Accueil | Editoriaux | Monstres à visage humain

Monstres à visage humain

Faut-il publier les noms et les images des terroristes, au risque de glorifier leurs actes et de leur offrir, morts, une célébrité qu’ils n’ont pas eue, vivants? Le Monde, en France, a décidé de ne plus montrer les visages de la haine, suivi par BFMTV et d’autres. Libération, au contraire, mais aussi Le Parisien, insistent sur la nécessité de ne pas se censurer, au nom du droit à l’information.

Un débat qui porte avant tout sur la responsabilité des journalistes dans leurs choix éditoriaux. Car il est toujours possible de réfléchir au «choc des photos». L’État islamique est passé maître dans l’art de la propagande. Sur les réseaux, il répand son message de haine et communique avec force images et vidéos de ses «héros», sa chair à canon bon marché.

Croire que la non-publication des photos des assassins mettra fin aux crimes est une douce illusion. Si l’homme existe au travers du regard des autres, selon Sartre, pour les assassins, c’est au travers de leurs crimes. Et quand quelques médias triés sur le volet choisissent de ne plus personnifier l’horreur, ils ne montrent plus que le mal a parfois le visage innocent de l’enfance. L’utilisation maîtrisée des images est une information, nécessairement.

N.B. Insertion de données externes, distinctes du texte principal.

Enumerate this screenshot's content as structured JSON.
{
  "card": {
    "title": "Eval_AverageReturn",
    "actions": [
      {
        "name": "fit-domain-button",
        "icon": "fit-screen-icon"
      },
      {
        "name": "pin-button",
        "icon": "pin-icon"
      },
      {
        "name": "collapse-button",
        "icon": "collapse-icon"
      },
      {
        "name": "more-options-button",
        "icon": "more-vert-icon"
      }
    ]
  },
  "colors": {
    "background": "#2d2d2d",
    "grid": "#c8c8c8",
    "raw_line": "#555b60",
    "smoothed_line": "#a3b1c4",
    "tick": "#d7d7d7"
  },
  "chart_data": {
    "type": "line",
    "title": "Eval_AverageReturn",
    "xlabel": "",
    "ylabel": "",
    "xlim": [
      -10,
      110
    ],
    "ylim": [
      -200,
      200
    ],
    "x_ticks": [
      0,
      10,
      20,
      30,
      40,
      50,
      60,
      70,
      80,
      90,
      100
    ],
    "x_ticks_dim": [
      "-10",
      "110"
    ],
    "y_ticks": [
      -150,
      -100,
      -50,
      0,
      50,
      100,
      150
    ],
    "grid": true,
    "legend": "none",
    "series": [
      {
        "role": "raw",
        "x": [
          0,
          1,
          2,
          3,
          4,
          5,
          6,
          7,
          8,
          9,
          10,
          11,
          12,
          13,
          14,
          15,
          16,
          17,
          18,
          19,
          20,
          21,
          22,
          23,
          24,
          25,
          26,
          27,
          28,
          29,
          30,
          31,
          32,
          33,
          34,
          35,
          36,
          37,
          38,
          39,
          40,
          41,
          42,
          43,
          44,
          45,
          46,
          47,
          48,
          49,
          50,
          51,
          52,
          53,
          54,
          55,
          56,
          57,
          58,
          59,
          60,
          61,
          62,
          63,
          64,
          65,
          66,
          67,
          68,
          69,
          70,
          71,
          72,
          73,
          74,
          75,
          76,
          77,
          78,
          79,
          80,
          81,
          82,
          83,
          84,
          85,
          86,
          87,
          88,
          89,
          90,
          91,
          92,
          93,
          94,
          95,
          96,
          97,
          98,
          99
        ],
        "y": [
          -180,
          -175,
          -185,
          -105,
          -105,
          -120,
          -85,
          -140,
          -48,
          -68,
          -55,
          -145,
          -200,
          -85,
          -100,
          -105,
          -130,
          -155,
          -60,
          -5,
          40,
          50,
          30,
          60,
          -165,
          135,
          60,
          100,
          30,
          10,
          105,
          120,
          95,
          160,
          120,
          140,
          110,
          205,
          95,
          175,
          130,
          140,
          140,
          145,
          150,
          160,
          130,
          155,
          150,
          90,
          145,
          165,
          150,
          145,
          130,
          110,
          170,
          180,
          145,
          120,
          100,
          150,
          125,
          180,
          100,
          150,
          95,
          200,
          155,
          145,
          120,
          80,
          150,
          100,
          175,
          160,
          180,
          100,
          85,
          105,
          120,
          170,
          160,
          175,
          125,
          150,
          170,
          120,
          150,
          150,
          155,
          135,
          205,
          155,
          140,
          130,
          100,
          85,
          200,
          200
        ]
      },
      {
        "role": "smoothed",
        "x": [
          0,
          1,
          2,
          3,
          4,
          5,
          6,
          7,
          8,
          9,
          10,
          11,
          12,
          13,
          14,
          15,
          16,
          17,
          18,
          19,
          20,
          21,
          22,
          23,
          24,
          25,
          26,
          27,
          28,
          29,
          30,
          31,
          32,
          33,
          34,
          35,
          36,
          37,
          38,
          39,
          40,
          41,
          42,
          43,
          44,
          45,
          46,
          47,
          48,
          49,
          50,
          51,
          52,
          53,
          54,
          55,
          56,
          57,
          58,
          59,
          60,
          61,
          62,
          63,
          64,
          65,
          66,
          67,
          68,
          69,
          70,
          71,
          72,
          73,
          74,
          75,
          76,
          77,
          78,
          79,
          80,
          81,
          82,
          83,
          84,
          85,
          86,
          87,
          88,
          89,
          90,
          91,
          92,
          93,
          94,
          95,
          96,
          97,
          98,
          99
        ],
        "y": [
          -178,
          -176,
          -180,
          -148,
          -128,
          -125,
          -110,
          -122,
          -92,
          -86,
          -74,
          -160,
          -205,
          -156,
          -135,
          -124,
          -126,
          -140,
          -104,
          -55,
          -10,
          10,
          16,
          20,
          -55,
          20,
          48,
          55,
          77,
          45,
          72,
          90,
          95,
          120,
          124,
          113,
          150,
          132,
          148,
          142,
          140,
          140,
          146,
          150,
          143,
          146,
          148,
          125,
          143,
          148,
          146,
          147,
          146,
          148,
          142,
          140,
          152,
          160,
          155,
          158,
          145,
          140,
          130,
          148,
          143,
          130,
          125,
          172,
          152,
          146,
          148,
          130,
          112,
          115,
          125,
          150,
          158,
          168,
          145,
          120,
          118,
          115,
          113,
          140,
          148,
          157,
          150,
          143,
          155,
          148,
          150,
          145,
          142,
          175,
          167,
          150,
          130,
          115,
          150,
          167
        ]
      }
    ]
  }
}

Offrir l’anonymat aux terroristes, c’est aussi faire le jeu des complotistes, qui vont jusqu’à mettre en doute l’existence des attentats. Les photos à la gloire des martyrs, fanfaronnant avant de passer à l’acte, n’ont que peu de sens. Mais identifier les tueurs, c’est aussi respecter les victimes, et leurs familles, qui ont parfois besoin de (sa)voir pour faire leur deuil.

On se souvient de Paris Match qui avait publié, en janvier 2015, la photo des corps des frères Kouachi, les auteurs de l’attaque de Charlie Hebdo. «Un document pour l’histoire», avait justifié l’hebdomadaire.

Ce qui est certain, c’est que les médias doivent peser, au cas par cas, le poids de ces informations. Si une photo ou un nom a une valeur pour les lecteurs ou les spectateurs, il est inenvisageable de les en priver a priori. Car les monstres sont aussi des hommes, il ne faut pas l’oublier.